Date of Award

7-2008

Document Type

Thesis

Degree Name

Master of Science (MS)

Legacy Department

Bioengineering

Advisor

Bateman, Ted A

Committee Member

Dean , Delphine

Committee Member

Graham , Robin M

Abstract

Osteoporosis is a condition characterized by a reduction in bone strength resulting in an overall increase in the risk of fracture. There are many factors that contribute to the development of this condition, including ionizing radiation exposure. Declines in bone volume and trabecular micro-architecture have been found following exposure to multiple types of radiation. Past research has implicated reduction of osteoblast function and changes to vasculature as the primary sources of bone deterioration. Recently, an early increase in osteoclast number was observed following exposure to low-energy X-rays, identifying an increase in resorption as a possible cause and potential target for treatment. The goals of this research are to further characterize the effects of X-rays on trabecular bone at multiple skeletal sites and time points, and assess the effectiveness of the bisphosphonate risedronate to mitigate the radiation-induced deterioration of the trabecular network.
The results from this research indicate trabecular bone deterioration can occur within the first week following exposure to ionizing radiation, with no effects on cortical bone.
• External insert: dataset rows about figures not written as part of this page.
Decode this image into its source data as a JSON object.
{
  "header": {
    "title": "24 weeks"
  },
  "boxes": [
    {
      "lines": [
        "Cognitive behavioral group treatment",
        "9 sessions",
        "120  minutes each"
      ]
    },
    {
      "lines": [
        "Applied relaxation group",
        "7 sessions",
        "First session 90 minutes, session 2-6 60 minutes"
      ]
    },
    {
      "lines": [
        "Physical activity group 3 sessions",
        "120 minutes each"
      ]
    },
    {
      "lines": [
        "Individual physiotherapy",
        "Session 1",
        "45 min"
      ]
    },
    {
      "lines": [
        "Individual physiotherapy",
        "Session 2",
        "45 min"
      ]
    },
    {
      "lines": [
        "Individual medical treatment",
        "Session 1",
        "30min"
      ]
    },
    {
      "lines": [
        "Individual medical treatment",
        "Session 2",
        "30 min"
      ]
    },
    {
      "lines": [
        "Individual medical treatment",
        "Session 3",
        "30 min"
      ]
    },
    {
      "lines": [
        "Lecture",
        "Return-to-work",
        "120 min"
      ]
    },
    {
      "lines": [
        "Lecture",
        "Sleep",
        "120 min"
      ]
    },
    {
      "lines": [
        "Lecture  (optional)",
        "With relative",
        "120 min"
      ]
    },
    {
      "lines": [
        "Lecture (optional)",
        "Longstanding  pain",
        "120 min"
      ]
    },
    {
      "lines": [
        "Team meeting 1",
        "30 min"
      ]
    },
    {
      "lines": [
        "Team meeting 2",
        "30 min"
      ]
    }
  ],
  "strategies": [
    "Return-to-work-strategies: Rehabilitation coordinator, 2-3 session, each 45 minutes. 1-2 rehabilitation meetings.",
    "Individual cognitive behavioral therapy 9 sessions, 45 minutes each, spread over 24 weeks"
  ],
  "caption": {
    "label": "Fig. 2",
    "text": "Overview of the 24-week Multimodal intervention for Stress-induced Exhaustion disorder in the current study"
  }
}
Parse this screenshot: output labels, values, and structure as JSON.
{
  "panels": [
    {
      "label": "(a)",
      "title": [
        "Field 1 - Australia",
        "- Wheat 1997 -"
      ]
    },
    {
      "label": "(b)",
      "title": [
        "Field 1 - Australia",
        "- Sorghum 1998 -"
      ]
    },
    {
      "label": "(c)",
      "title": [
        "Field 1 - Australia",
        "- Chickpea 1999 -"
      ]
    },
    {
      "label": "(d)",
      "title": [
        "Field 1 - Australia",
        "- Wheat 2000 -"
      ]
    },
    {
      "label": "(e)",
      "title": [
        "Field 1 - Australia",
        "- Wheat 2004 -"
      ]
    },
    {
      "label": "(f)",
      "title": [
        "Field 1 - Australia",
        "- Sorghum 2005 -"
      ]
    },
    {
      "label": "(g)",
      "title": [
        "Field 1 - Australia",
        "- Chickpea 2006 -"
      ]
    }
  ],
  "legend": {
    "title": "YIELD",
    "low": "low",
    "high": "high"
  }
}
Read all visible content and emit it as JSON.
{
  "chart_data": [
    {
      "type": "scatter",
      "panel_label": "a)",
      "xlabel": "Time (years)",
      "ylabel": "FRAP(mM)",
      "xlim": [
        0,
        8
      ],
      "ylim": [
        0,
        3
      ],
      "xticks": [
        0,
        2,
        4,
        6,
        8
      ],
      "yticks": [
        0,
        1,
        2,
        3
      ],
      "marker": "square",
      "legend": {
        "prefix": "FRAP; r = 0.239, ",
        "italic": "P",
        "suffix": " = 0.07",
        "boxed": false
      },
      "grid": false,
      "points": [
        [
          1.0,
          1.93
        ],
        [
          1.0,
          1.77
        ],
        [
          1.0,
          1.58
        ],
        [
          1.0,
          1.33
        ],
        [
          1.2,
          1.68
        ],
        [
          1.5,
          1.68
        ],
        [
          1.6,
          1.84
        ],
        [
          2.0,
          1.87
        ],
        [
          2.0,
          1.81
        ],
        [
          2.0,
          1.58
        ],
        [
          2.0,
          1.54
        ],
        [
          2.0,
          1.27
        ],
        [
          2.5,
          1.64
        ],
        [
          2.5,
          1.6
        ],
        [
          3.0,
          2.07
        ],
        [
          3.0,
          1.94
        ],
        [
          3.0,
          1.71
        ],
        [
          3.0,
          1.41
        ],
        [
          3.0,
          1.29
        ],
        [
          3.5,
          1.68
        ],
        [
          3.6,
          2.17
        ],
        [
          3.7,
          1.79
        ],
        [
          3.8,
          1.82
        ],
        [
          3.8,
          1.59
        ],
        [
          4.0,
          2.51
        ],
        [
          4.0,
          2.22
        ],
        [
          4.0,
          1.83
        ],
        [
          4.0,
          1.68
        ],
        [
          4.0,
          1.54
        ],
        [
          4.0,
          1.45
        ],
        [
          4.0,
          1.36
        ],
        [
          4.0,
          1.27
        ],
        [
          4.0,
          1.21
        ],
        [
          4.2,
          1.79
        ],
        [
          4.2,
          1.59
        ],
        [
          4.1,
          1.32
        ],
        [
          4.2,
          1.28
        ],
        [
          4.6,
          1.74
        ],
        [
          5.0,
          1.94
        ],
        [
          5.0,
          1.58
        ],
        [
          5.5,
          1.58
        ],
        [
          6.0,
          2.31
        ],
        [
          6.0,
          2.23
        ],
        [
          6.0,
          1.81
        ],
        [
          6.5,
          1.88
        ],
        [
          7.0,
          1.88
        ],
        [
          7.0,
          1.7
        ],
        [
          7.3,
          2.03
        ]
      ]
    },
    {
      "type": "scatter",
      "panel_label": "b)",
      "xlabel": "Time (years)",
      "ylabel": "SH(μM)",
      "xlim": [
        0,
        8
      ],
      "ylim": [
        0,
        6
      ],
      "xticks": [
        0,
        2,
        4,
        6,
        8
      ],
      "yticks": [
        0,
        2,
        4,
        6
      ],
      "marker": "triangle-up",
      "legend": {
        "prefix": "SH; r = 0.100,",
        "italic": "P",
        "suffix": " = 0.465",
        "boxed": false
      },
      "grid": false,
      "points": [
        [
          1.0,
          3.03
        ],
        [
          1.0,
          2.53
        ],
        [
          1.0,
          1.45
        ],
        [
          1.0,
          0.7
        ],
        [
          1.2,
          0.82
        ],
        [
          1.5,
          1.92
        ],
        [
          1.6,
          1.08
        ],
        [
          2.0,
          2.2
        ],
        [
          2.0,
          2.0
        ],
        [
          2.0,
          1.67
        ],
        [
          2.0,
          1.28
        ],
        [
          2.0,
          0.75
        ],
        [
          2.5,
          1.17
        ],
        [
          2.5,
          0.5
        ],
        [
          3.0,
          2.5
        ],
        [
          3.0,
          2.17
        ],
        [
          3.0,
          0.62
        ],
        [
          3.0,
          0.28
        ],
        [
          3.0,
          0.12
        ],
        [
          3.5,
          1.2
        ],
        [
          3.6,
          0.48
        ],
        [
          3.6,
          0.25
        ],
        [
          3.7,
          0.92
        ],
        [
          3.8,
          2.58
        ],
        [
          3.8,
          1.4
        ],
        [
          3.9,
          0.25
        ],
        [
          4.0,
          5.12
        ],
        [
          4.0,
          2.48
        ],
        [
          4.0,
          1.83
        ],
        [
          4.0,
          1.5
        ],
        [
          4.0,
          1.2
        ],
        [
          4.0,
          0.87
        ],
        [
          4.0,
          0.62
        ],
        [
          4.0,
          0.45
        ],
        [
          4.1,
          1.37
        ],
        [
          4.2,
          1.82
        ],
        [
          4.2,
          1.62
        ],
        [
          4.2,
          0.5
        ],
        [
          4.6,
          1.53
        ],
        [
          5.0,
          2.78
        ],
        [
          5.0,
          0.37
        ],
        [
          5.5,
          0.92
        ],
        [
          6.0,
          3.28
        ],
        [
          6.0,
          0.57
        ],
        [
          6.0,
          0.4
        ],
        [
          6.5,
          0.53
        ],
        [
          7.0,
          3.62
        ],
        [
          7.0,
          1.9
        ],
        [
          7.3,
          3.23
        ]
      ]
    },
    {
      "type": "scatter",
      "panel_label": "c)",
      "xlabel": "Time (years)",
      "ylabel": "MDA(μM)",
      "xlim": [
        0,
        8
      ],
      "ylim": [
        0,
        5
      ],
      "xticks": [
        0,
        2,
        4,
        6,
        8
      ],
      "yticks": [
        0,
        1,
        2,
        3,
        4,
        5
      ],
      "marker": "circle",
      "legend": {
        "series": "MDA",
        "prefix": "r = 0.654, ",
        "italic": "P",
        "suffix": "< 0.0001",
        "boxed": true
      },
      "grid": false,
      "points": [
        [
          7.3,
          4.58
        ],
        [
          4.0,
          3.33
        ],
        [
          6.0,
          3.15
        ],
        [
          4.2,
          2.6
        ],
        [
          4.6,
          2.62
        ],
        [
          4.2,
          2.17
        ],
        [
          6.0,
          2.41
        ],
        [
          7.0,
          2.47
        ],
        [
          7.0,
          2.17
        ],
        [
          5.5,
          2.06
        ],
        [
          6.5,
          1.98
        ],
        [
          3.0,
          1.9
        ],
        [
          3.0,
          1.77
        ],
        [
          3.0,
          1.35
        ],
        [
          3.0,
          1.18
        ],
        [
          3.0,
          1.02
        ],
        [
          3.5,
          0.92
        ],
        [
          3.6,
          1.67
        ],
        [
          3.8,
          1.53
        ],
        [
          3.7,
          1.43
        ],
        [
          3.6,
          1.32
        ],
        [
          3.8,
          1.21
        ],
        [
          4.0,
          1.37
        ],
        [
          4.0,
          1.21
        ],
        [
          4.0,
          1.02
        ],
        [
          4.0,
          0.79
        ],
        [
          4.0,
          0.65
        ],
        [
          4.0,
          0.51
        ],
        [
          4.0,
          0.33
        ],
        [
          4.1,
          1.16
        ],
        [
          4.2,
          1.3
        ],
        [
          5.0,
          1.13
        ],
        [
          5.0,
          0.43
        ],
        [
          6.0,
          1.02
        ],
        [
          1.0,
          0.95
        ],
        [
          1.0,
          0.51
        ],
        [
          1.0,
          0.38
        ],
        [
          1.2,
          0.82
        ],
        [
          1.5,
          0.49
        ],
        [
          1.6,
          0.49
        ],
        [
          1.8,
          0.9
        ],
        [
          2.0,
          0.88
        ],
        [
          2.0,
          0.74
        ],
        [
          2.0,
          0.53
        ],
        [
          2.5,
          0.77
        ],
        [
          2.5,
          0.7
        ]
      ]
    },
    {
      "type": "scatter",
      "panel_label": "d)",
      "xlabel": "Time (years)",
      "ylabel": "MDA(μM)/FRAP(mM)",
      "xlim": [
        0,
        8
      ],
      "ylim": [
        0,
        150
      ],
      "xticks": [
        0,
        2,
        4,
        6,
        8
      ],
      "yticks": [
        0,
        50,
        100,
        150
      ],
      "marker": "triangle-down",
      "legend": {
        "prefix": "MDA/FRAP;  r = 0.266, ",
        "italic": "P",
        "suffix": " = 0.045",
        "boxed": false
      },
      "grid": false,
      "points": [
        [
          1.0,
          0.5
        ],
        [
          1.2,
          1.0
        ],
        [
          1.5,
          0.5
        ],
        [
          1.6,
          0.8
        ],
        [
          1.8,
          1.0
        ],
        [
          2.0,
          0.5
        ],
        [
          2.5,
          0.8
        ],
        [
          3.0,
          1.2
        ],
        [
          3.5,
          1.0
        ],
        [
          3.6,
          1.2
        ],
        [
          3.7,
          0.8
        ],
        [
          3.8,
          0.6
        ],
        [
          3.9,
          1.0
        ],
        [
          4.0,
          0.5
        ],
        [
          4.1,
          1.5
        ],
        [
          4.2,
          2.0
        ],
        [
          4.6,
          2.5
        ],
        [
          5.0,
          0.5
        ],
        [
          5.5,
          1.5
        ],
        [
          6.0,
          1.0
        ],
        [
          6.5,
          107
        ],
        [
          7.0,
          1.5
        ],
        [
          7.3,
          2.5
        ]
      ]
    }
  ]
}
Serum markers of bone resorption are elevated at 7 days, indicating an early increase in osteoclast activity. Importantly, bisphosphonate administration prevents the deterioration of trabecular bone volume and architecture at all time points and sites, further supporting earlier findings of osteoclast-mediated bone loss.
In order to fully characterize the mechanisms resulting in bone loss, the radiation-induced changes to bone cells should be studied more closely along with effects on bone formation and resorption rates. Earlier time points within the first week post-irradiation must be examined to determine the timeline when changes to bone cells produce functional declines in bone volume and architecture. Additionally, the effects of these declines need to be correlated with changes in overall bone strength in order to determine the most appropriate dosing regimen for preventative and/or treatment therapies. The data from these studies may be useful in determining the most effective method of preventing fractures following radiotherapy.